According to the SocGen observations, the greatest risk of crowding in ETFs is with non-market cap weighting schemes (i.e. Nikkei 225) and where there is significant liquidity in the ETF relative to the underlying (US Smallcaps and Gold ETF are two areas they highlight). However "despite getting the usual pushback from ETF providers on this topic" on the whole the bank does not see significant overcrowding risk, although we will let readers look at the chart below and make their own conclusions.
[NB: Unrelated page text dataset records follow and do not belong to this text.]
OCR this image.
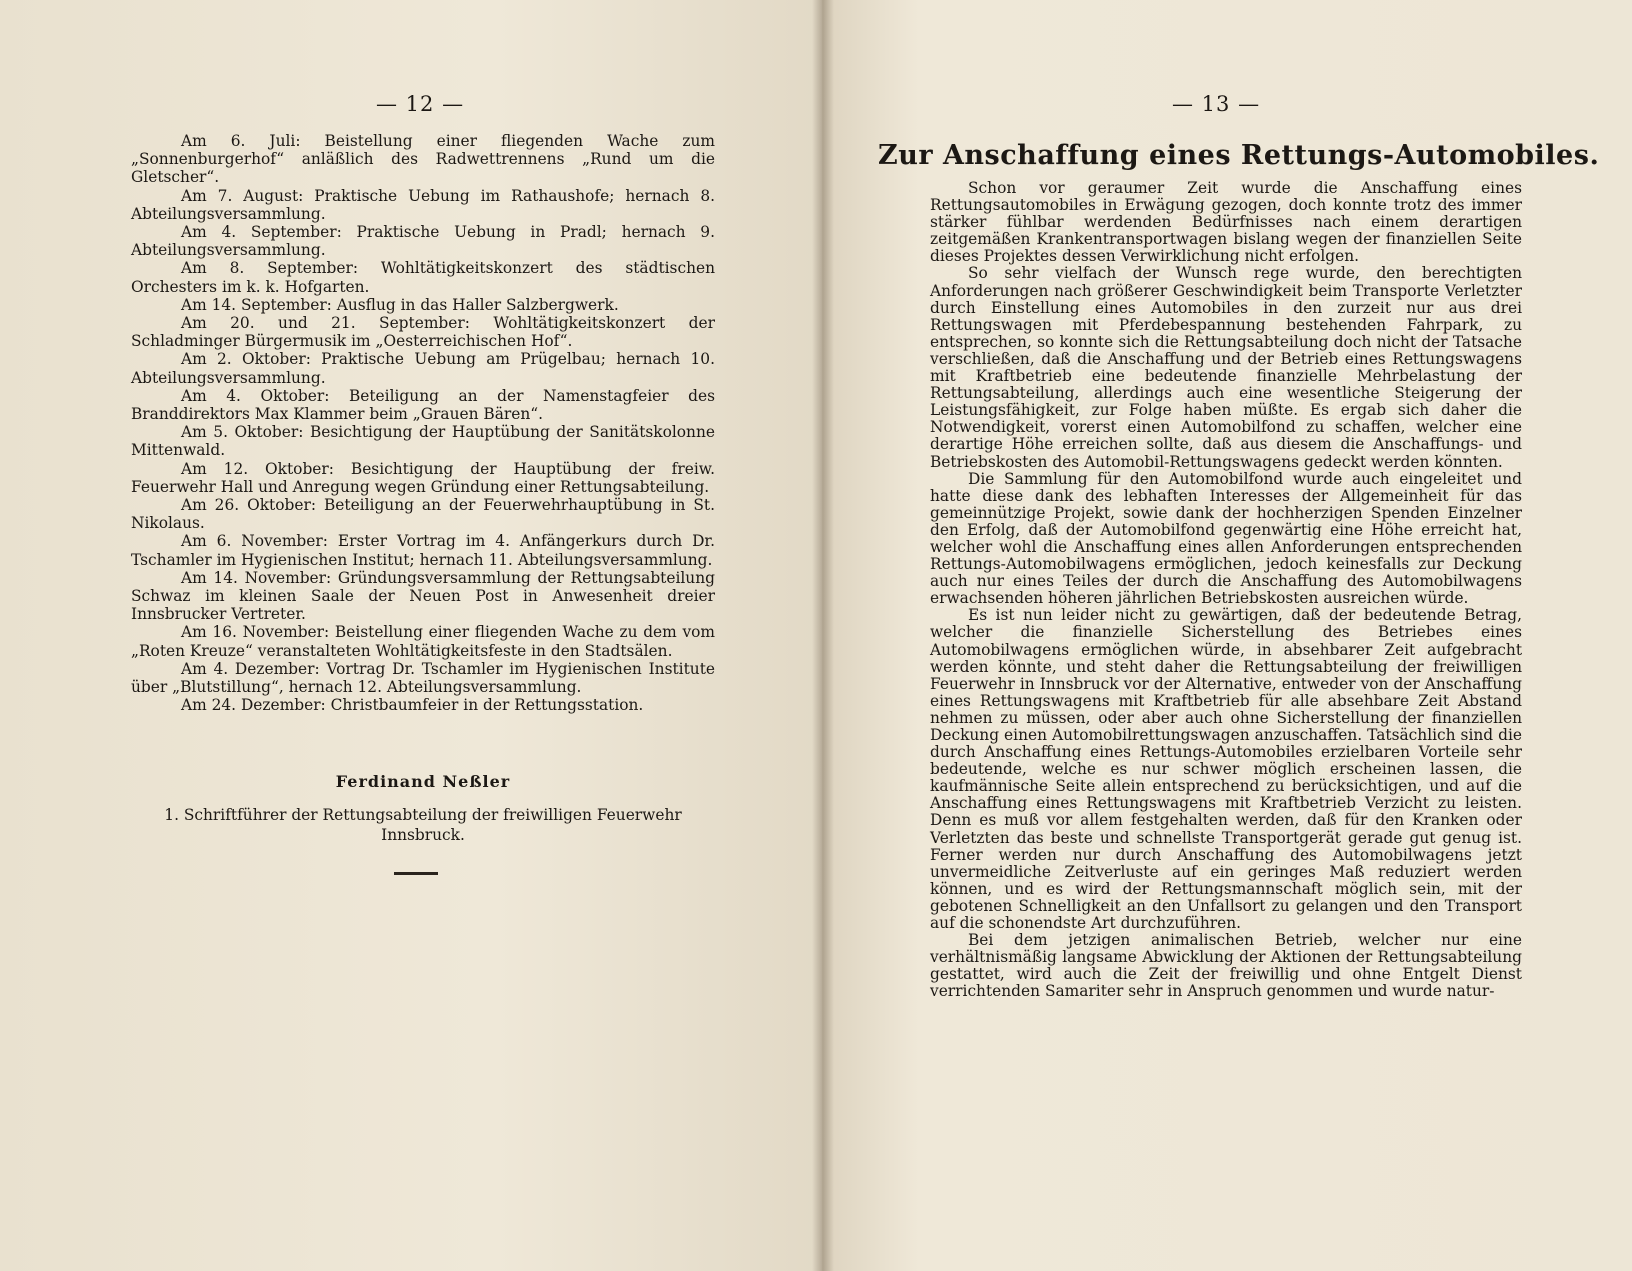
— 12 —
Am 6. Juli: Beistellung einer fliegenden Wache zum „Sonnenburgerhof“ anläßlich des Radwettrennens „Rund um die Gletscher“.
Am 7. August: Praktische Uebung im Rathaushofe; hernach 8. Abteilungsversammlung.
Am 4. September: Praktische Uebung in Pradl; hernach 9. Abteilungsversammlung.
Am 8. September: Wohltätigkeitskonzert des städtischen Orchesters im k. k. Hofgarten.
Am 14. September: Ausflug in das Haller Salzbergwerk.
Am 20. und 21. September: Wohltätigkeitskonzert der Schladminger Bürgermusik im „Oesterreichischen Hof“.
Am 2. Oktober: Praktische Uebung am Prügelbau; hernach 10. Abteilungsversammlung.
Am 4. Oktober: Beteiligung an der Namenstagfeier des Branddirektors Max Klammer beim „Grauen Bären“.
Am 5. Oktober: Besichtigung der Hauptübung der Sanitätskolonne Mittenwald.
Am 12. Oktober: Besichtigung der Hauptübung der freiw. Feuerwehr Hall und Anregung wegen Gründung einer Rettungsabteilung.
Am 26. Oktober: Beteiligung an der Feuerwehrhauptübung in St. Nikolaus.
Am 6. November: Erster Vortrag im 4. Anfängerkurs durch Dr. Tschamler im Hygienischen Institut; hernach 11. Abteilungsversammlung.
Am 14. November: Gründungsversammlung der Rettungsabteilung Schwaz im kleinen Saale der Neuen Post in Anwesenheit dreier Innsbrucker Vertreter.
Am 16. November: Beistellung einer fliegenden Wache zu dem vom „Roten Kreuze“ veranstalteten Wohltätigkeitsfeste in den Stadtsälen.
Am 4. Dezember: Vortrag Dr. Tschamler im Hygienischen Institute über „Blutstillung“, hernach 12. Abteilungsversammlung.
Am 24. Dezember: Christbaumfeier in der Rettungsstation.
Ferdinand Neßler
1. Schriftführer der Rettungsabteilung der freiwilligen Feuerwehr Innsbruck.
— 13 —
Zur Anschaffung eines Rettungs-Automobiles.

Schon vor geraumer Zeit wurde die Anschaffung eines Rettungsautomobiles in Erwägung gezogen, doch konnte trotz des immer stärker fühlbar werdenden Bedürfnisses nach einem derartigen zeitgemäßen Krankentransportwagen bislang wegen der finanziellen Seite dieses Projektes dessen Verwirklichung nicht erfolgen.

So sehr vielfach der Wunsch rege wurde, den berechtigten Anforderungen nach größerer Geschwindigkeit beim Transporte Verletzter durch Einstellung eines Automobiles in den zurzeit nur aus drei Rettungswagen mit Pferdebespannung bestehenden Fahrpark, zu entsprechen, so konnte sich die Rettungsabteilung doch nicht der Tatsache verschließen, daß die Anschaffung und der Betrieb eines Rettungswagens mit Kraftbetrieb eine bedeutende finanzielle Mehrbelastung der Rettungsabteilung, allerdings auch eine wesentliche Steigerung der Leistungsfähigkeit, zur Folge haben müßte. Es ergab sich daher die Notwendigkeit, vorerst einen Automobilfond zu schaffen, welcher eine derartige Höhe erreichen sollte, daß aus diesem die Anschaffungs- und Betriebskosten des Automobil-Rettungswagens gedeckt werden könnten.

Die Sammlung für den Automobilfond wurde auch eingeleitet und hatte diese dank des lebhaften Interesses der Allgemeinheit für das gemeinnützige Projekt, sowie dank der hochherzigen Spenden Einzelner den Erfolg, daß der Automobilfond gegenwärtig eine Höhe erreicht hat, welcher wohl die Anschaffung eines allen Anforderungen entsprechenden Rettungs-Automobilwagens ermöglichen, jedoch keinesfalls zur Deckung auch nur eines Teiles der durch die Anschaffung des Automobilwagens erwachsenden höheren jährlichen Betriebskosten ausreichen würde.

Es ist nun leider nicht zu gewärtigen, daß der bedeutende Betrag, welcher die finanzielle Sicherstellung des Betriebes eines Automobilwagens ermöglichen würde, in absehbarer Zeit aufgebracht werden könnte, und steht daher die Rettungsabteilung der freiwilligen Feuerwehr in Innsbruck vor der Alternative, entweder von der Anschaffung eines Rettungswagens mit Kraftbetrieb für alle absehbare Zeit Abstand nehmen zu müssen, oder aber auch ohne Sicherstellung der finanziellen Deckung einen Automobilrettungswagen anzuschaffen. Tatsächlich sind die durch Anschaffung eines Rettungs-Automobiles erzielbaren Vorteile sehr bedeutende, welche es nur schwer möglich erscheinen lassen, die kaufmännische Seite allein entsprechend zu berücksichtigen, und auf die Anschaffung eines Rettungswagens mit Kraftbetrieb Verzicht zu leisten. Denn es muß vor allem festgehalten werden, daß für den Kranken oder Verletzten das beste und schnellste Transportgerät gerade gut genug ist. Ferner werden nur durch Anschaffung des Automobilwagens jetzt unvermeidliche Zeitverluste auf ein geringes Maß reduziert werden können, und es wird der Rettungsmannschaft möglich sein, mit der gebotenen Schnelligkeit an den Unfallsort zu gelangen und den Transport auf die schonendste Art durchzuführen.

Bei dem jetzigen animalischen Betrieb, welcher nur eine verhältnismäßig langsame Abwicklung der Aktionen der Rettungsabteilung gestattet, wird auch die Zeit der freiwillig und ohne Entgelt Dienst verrichtenden Samariter sehr in Anspruch genommen und wurde natur-
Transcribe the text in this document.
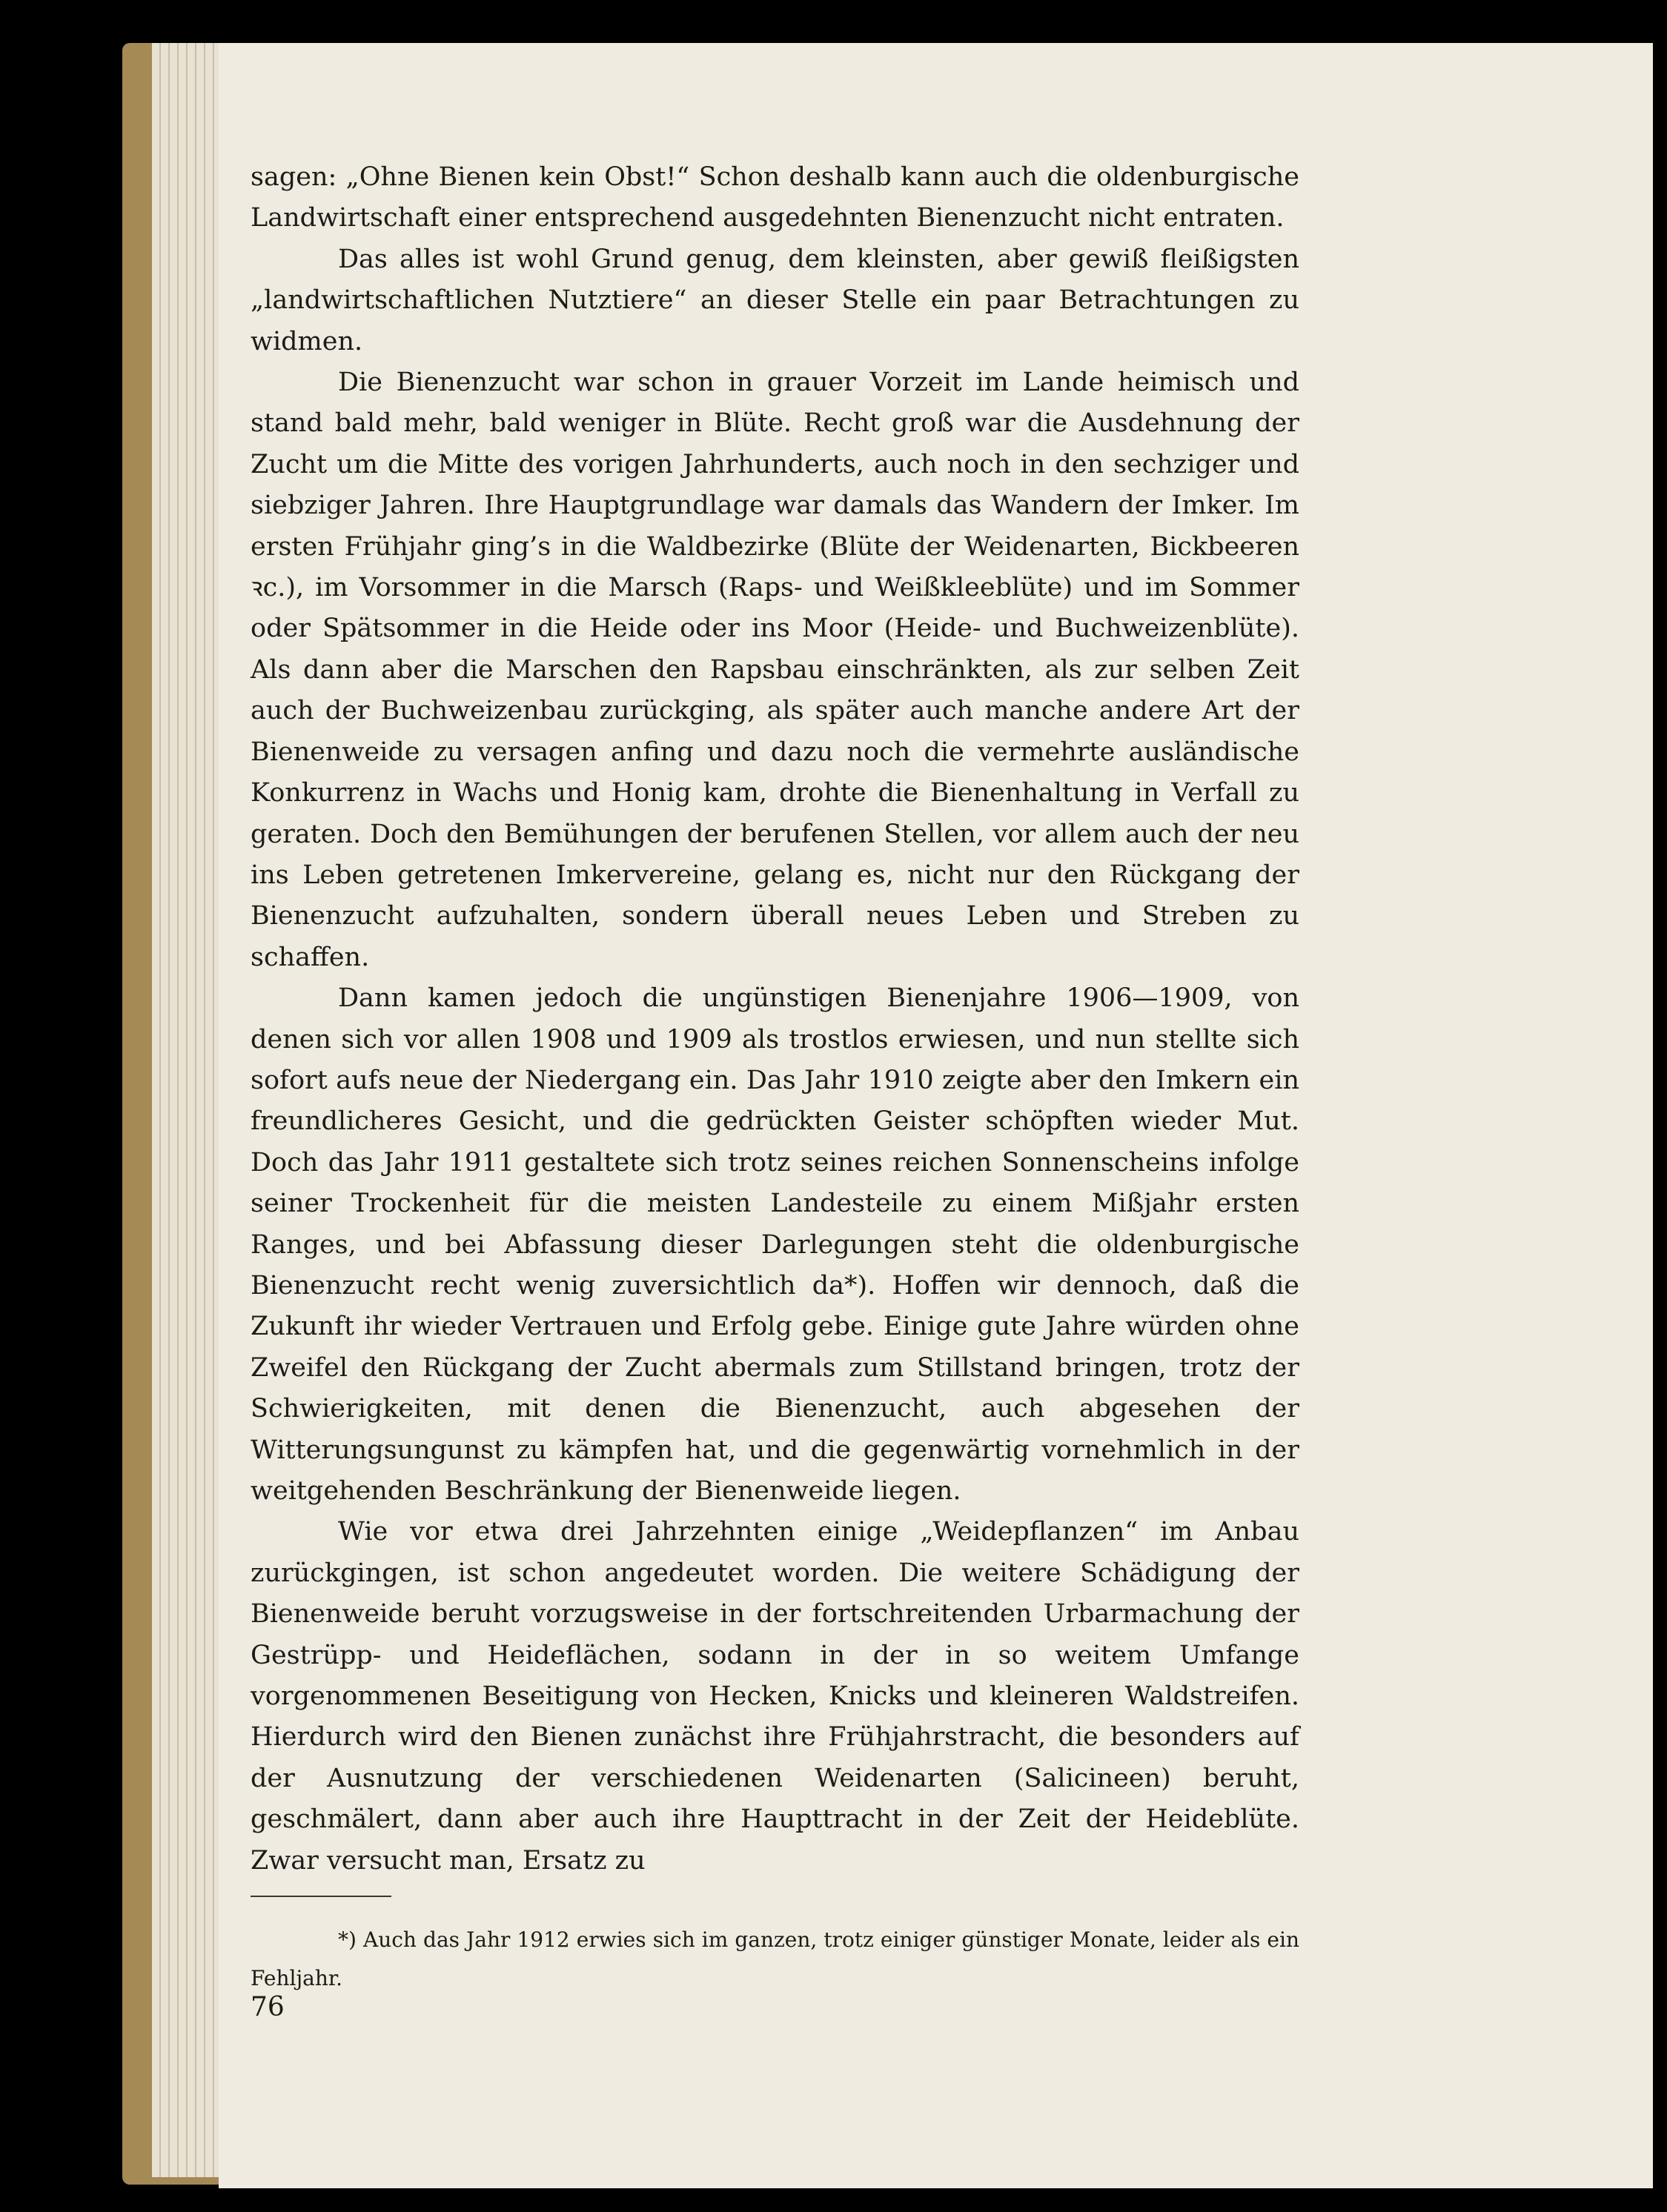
sagen: „Ohne Bienen kein Obst!“ Schon deshalb kann auch die oldenburgische Landwirtschaft einer entsprechend ausgedehnten Bienenzucht nicht entraten.

Das alles ist wohl Grund genug, dem kleinsten, aber gewiß fleißigsten „landwirtschaftlichen Nutztiere“ an dieser Stelle ein paar Betrachtungen zu widmen.

Die Bienenzucht war schon in grauer Vorzeit im Lande heimisch und stand bald mehr, bald weniger in Blüte. Recht groß war die Ausdehnung der Zucht um die Mitte des vorigen Jahrhunderts, auch noch in den sechziger und siebziger Jahren. Ihre Hauptgrundlage war damals das Wandern der Imker. Im ersten Frühjahr ging’s in die Waldbezirke (Blüte der Weidenarten, Bickbeeren ꝛc.), im Vorsommer in die Marsch (Raps- und Weißkleeblüte) und im Sommer oder Spätsommer in die Heide oder ins Moor (Heide- und Buchweizenblüte). Als dann aber die Marschen den Rapsbau einschränkten, als zur selben Zeit auch der Buchweizenbau zurückging, als später auch manche andere Art der Bienenweide zu versagen anfing und dazu noch die vermehrte ausländische Konkurrenz in Wachs und Honig kam, drohte die Bienenhaltung in Verfall zu geraten. Doch den Bemühungen der berufenen Stellen, vor allem auch der neu ins Leben getretenen Imkervereine, gelang es, nicht nur den Rückgang der Bienenzucht aufzuhalten, sondern überall neues Leben und Streben zu schaffen.

Dann kamen jedoch die ungünstigen Bienenjahre 1906—1909, von denen sich vor allen 1908 und 1909 als trostlos erwiesen, und nun stellte sich sofort aufs neue der Niedergang ein. Das Jahr 1910 zeigte aber den Imkern ein freundlicheres Gesicht, und die gedrückten Geister schöpften wieder Mut. Doch das Jahr 1911 gestaltete sich trotz seines reichen Sonnenscheins infolge seiner Trockenheit für die meisten Landesteile zu einem Mißjahr ersten Ranges, und bei Abfassung dieser Darlegungen steht die oldenburgische Bienenzucht recht wenig zuversichtlich da*). Hoffen wir dennoch, daß die Zukunft ihr wieder Vertrauen und Erfolg gebe. Einige gute Jahre würden ohne Zweifel den Rückgang der Zucht abermals zum Stillstand bringen, trotz der Schwierigkeiten, mit denen die Bienenzucht, auch abgesehen der Witterungsungunst zu kämpfen hat, und die gegenwärtig vornehmlich in der weitgehenden Beschränkung der Bienenweide liegen.

Wie vor etwa drei Jahrzehnten einige „Weidepflanzen“ im Anbau zurückgingen, ist schon angedeutet worden. Die weitere Schädigung der Bienenweide beruht vorzugsweise in der fortschreitenden Urbarmachung der Gestrüpp- und Heideflächen, sodann in der in so weitem Umfange vorgenommenen Beseitigung von Hecken, Knicks und kleineren Waldstreifen. Hierdurch wird den Bienen zunächst ihre Frühjahrstracht, die besonders auf der Ausnutzung der verschiedenen Weidenarten (Salicineen) beruht, geschmälert, dann aber auch ihre Haupttracht in der Zeit der Heideblüte. Zwar versucht man, Ersatz zu

*) Auch das Jahr 1912 erwies sich im ganzen, trotz einiger günstiger Monate, leider als ein Fehljahr.

76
Meanwhile, as Lapthorne adds, the more interesting point of Michael Burry's comments related to cheapness in smaller, less liquid stocks that were less likely to be included in a passive index. The SocGen strategist reminds readers that he highlighted in July "that there is an ever increasing cohort of cheap but small global stocks, but we also know from experience that whenever we create systematic equity strategies we leave significant “alpha” on the table through an inability to easily trade these names." Of course, to Burry this misplaced alpha - the result of a liquidity mirage - is precisely the reason why one should be buying these stocks, if perhaps not so much for the upside, as much as the lack of downside once the next correction hits and all ETF constituents are liquidated at the same time as the bath water.

The result is visualized in the chart below which creates portfolios of roughly 500 names, based on a decile ranking of their average daily traded volume over the prior 6 months. As Lapthorne concludes, "the liquid portfolio performance has been easily outstripping the illiquid over the last couple of years and there is a clear valuation discrepancy." The bottom line: "for those with genuinely patient capital, globally illiquid small caps are increasingly an interesting fishing ground."

As a reminder, the reason why the world remembers the name of Burry is not so much his insight into the last financial crisis - many others had also warned about the coming Global Financial Crisis - it was his ability to remain patient in the face of client redemption demands as his thesis was bleeding to death, only to be validated overnight.

For now, the real question is which contrarian will have a similar patience this time around? While our money is on Horseman, the fund's AUM is starting to drop to existentially dangerous levels as we observed just two weeks ago. It will be painfully ironic if when the market finally does crash there are no shorts left to finally profit.